“Mark Antony, go up to the Green Dragon and get this gentleman’s trunk. Tell the landlord I sent you. Hold on a moment: it is after nine o’clock, and the watchman may overhaul you and want to know what you are doing. You must have an order.”
Mr. Brandon stepped to a writing-desk and wrote an order, receiving which Mark Antony bowed and took his departure.
Mr. Brandon was in the prime of life, hale, hearty, vigorous, a former ship captain, who had been to London many times, also through the Straits of Gibraltar, to Madeira, Jamaica, and round Cape of Good Hope to China. He had seen enough of ocean life and had become a builder of ships. He was accustomed to give orders, manage men, and was quick to act. He had accumulated wealth, and was living in a spacious mansion on the summit of the hill. On calm summer evenings he smoked his pipe upon the platform on the roof of his house, looking through a telescope at vessels making the harbor, reading the signals flying at the masthead, and saying to himself and friends that the approaching vessel was from London or the West Indias.
Robert admired the homelike residence, the paneled wainscoting, the fluted pilasters, elaborately carved mantel, glazed tiles, mahogany centre-table, armchairs, the beautifully carved writing-desk, the pictures on the walls of ships under full sail weathering rocky headlands.
Mrs. Brandon and her daughter Berinthia entered the room. Mrs. Brandon was very fair for a woman in middle life. Berinthia had light blue eyes, cherry ripe lips, and rosy cheeks.

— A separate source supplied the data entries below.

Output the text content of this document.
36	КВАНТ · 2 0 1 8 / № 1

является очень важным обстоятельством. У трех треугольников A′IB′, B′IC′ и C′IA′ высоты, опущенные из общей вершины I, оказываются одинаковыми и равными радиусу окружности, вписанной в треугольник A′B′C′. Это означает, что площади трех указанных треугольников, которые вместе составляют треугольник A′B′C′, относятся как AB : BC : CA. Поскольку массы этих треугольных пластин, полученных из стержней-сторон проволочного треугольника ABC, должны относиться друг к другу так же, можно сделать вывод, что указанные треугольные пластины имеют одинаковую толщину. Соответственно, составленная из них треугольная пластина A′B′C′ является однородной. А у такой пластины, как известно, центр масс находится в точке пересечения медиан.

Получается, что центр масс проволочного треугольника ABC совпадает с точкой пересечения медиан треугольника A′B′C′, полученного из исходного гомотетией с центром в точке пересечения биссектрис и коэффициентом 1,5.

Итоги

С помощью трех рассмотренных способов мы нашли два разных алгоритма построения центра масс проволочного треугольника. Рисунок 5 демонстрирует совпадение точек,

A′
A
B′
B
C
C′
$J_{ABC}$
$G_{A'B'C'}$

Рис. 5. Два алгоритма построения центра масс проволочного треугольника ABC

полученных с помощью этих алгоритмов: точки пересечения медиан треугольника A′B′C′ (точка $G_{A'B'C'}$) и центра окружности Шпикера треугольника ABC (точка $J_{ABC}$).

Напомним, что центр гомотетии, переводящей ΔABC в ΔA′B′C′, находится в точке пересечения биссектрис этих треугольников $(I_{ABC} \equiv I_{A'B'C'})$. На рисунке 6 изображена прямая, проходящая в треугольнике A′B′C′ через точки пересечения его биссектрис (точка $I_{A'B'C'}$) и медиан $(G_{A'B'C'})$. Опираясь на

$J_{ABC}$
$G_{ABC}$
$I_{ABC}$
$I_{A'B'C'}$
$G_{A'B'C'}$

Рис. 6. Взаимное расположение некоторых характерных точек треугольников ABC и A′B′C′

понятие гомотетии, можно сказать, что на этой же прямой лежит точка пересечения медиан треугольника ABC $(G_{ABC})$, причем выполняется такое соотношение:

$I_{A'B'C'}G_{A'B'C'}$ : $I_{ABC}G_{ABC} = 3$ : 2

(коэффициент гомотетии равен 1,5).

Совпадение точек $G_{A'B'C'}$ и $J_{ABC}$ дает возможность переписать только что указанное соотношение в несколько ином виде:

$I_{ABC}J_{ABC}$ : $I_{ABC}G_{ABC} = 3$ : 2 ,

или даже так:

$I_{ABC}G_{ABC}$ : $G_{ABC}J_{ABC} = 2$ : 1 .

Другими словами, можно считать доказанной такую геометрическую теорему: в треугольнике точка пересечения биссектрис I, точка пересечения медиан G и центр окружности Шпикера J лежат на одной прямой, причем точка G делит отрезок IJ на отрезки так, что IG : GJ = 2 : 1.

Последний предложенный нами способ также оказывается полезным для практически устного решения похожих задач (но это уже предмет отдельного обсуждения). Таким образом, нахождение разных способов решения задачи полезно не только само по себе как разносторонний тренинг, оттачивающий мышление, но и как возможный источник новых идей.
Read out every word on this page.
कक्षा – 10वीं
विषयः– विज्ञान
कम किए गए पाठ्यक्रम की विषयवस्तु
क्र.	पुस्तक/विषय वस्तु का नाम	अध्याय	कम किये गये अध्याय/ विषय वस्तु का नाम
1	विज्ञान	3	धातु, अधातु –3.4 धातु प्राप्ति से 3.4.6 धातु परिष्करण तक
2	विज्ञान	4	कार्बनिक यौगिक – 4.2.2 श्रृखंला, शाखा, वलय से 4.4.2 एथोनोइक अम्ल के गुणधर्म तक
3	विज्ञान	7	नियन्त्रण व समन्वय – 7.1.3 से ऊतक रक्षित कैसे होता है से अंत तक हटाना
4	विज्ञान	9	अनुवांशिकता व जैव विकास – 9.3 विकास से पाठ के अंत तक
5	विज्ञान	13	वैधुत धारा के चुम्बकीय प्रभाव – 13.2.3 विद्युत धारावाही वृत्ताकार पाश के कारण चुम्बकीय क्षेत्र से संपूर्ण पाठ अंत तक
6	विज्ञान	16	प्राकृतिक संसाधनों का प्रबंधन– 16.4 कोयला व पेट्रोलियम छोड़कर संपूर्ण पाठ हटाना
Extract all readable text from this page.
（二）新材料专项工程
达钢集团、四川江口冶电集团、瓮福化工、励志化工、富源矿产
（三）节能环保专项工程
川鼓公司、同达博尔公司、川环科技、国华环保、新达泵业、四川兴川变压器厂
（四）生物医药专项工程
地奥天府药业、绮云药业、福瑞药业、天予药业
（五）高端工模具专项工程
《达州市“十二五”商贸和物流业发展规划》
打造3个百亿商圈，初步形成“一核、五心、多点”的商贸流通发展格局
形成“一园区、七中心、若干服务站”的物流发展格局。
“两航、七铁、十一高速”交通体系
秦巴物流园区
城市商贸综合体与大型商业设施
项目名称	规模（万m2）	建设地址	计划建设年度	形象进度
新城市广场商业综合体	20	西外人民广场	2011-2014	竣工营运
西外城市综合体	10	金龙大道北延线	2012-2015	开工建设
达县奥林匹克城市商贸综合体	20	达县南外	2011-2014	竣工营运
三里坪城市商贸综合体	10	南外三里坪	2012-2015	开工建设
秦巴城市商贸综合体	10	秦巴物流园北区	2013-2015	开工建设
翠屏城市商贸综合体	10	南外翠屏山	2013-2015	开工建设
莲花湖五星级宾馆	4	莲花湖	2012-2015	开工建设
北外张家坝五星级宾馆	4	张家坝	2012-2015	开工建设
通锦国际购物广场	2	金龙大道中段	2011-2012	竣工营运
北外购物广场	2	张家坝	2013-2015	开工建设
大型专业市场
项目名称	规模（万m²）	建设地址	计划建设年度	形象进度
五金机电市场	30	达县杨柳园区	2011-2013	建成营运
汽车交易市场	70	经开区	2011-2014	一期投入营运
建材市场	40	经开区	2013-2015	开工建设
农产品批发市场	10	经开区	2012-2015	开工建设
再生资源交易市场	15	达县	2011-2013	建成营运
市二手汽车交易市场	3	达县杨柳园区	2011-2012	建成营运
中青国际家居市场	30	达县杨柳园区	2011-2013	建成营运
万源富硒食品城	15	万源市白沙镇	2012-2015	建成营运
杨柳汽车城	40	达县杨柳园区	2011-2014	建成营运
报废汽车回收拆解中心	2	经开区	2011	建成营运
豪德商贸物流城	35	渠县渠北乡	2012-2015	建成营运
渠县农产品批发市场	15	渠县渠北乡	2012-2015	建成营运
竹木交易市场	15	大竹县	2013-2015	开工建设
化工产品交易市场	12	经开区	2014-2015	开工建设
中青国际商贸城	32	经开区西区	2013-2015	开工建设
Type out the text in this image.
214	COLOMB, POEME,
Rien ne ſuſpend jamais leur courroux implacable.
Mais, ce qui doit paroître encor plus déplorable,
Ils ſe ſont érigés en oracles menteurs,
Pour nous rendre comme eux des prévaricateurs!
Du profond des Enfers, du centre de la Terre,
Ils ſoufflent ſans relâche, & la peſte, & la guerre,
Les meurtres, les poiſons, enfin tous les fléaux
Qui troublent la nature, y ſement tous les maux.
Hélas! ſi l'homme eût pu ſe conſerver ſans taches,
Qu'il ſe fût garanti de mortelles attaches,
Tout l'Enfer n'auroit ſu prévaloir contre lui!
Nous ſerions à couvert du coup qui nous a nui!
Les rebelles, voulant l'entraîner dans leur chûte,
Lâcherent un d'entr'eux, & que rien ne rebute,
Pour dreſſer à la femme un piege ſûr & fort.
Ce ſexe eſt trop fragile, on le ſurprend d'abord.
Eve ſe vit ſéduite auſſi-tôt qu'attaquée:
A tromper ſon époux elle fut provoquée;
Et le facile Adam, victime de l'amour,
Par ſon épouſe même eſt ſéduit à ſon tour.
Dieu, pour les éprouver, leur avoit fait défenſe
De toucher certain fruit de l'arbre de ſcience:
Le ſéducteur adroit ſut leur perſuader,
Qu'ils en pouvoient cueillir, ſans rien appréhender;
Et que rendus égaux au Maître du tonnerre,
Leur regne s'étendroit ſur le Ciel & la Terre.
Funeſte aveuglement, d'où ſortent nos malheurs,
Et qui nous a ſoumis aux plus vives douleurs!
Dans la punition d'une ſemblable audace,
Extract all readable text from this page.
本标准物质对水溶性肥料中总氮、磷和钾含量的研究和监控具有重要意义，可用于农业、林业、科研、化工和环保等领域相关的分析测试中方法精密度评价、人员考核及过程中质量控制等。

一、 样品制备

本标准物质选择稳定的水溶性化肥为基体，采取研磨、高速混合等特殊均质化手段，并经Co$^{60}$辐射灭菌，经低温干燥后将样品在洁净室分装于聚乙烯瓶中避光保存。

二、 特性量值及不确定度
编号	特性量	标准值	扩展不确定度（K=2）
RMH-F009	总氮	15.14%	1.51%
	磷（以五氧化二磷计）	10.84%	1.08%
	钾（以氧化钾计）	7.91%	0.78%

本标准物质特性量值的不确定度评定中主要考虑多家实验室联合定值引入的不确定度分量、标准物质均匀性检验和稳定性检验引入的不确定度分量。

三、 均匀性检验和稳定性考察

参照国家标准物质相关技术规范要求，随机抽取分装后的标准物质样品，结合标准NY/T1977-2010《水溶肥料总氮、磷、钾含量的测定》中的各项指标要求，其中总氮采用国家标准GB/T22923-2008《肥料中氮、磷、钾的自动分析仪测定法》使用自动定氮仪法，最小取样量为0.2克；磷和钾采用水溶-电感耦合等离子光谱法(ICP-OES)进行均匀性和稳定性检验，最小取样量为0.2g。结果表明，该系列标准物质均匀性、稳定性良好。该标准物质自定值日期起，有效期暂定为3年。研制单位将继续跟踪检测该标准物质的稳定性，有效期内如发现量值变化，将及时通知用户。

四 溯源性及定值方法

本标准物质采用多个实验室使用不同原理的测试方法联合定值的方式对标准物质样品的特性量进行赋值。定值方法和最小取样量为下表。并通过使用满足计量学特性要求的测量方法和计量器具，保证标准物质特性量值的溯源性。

“I have heard father speak of you often, and he is always holding up cousin Rachel as a model for me,” said Berinthia, shaking hands with him.
Tom told of what had happened at the town pump.
“The soldiers are a vile set,” said Mrs. Brandon.
“They are becoming very insolent, and I fear we shall have trouble with them,” said Mr. Brandon.
Mark Antony came with the trunk, and Tom lighted a candle to show Robert to his chamber. Berinthia walked with him to the foot of the stairs.